His successor as foreign minister, on the othe hand, had it coming out his ears, as well as his mouth, today:

Days after calling Iran a "stabilizing" force in the Middle East, French Foreign Minister Philippe Douste-Blazy issued a statement harshly criticizing Iran's call on Thursday to destroy Israel.

"I totally condemn these words," Douste-Blazy said on France-Inter radio, in response to Iranian President Mahmoud Ahmadinejad's statement Thursday that the solution to the current Middle East crisis was to destroy Israel.

"Peace and security in Lebanon and its borders has to be preserved by the Lebanese government and people.

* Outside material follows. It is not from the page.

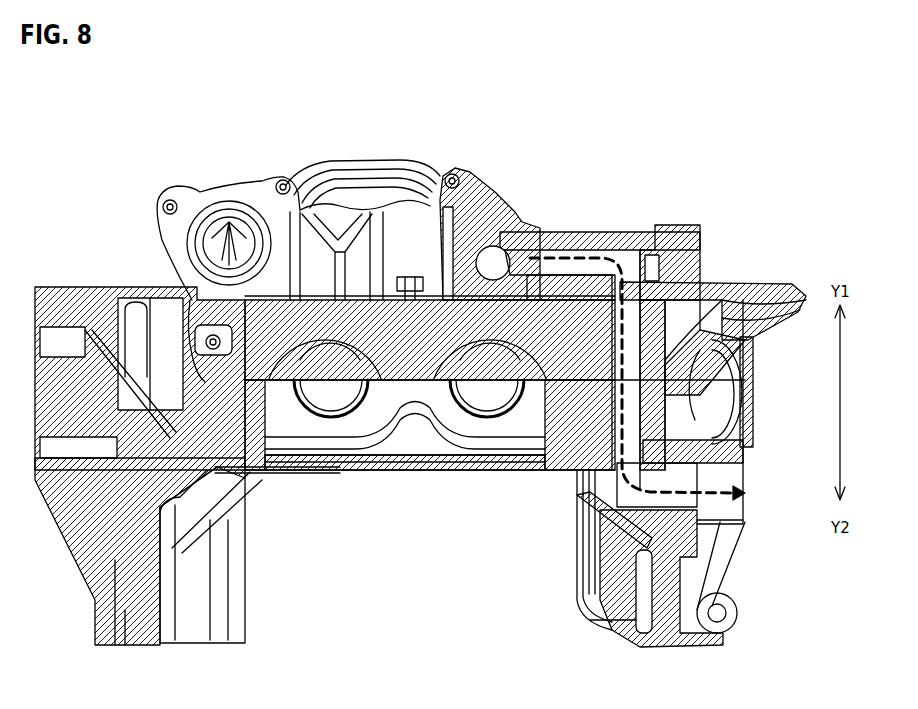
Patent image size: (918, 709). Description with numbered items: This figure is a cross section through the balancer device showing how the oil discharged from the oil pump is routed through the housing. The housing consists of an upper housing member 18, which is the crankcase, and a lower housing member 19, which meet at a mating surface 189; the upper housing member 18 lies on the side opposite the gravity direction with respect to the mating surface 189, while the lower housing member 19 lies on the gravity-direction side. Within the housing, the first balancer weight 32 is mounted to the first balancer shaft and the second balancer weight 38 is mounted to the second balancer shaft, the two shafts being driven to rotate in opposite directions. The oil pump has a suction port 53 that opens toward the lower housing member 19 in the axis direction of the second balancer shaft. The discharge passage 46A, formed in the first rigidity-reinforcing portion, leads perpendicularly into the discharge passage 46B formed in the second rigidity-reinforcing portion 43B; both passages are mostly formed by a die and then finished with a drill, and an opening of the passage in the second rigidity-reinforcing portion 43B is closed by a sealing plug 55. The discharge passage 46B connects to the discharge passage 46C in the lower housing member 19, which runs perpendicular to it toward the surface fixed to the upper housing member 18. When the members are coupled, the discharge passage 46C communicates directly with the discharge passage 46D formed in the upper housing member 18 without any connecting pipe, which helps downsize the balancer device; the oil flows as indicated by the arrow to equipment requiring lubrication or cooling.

Deployment of foreign forces is not acceptable in any shape unless it is just, based on UN rules and preserves the unity and territorial integrity of Lebanon," he said.

The words are "absolutely unacceptable on anyone's part, especially from a head of state," Douste-Blazy said.

Douste-Blazy said that the crisis had presented an opportunity for Iran to "show that it can play a positive and stabilizing role in the region," but added that Ahmadinejad's statement "confirmed that this is not the case."

Am I the only one who is reminded by this guy's name of the early human reproduction segment of high school biology class? Never mind.

I don't marvel at D-B's naïf-like whiplash. Ahmadinejad has only been raving about wiping Israel off the face of the planet for the past year since his "election." Why would a bloody French diplomat, much less the chief one, locked in endless rounds of futile nuclear negotiations with the government Ahmadinejad fronts, possibly have heard about it? And now he's shocked and disappointed that Iran didn't live up to the fantasy standard he had constructed for them in his own thermos-full-of-pleghm mind.

This week, anyway. All it would take to win back D-B would be another Iranian poobah - a "moderate" ayatollah - apologizing for their "president's" latest outburst and bloviating exactly what the "international community" wants to hear, and the mullahgarchy would once again be a "partner for peace" and major seat at the table of the "regional settlement" D-B would doubtless want to convene.

The sad truth for the latest winner of the Captain Louis Renault award is that it is doubtful that the Iranians pay any attention to what he says, because by his very idiotic fecklessness, and that of the government he represents and the continental culture of socialist decadence and obsessive appeasement he typifies, they don't have to listen to him, much less heed the words he says. They have contempt for him and France and the EU; as far as they're concerned Westerners like D-B are already dhimmis just waiting to be conquered. Just like Hitler dismissed any remaining threat from Neville Chamberlain and Eduard Daladier after the Munich Conference, so the mullahs have stopped taking such diplidiots seriously.

Even sadder, and more ominous for us, is that by deferring to the EUnuchs on dealing with Iran's nuclear ambitions, the Bush Administration has vastly diminished its own Middle East "street cred," painstakingly regained in the invasion of Iraq, as well. Teheran cannot ignore us because of our status as benevolent global hegemon, but they are convinced that they can and will defeat us and drive us from the Middle East altogether based upon one core article of faith: that we do not possess the will to resist them.

Without proven fangs behind it, diplomacy with dictators cannot succeed and usually proves to be counterproductive and easily exploited. The French were already openly toothless. Now their top diplomat has shown himself to be utterly clueless as well.

It's somehow fitting, in a perverse sort of way.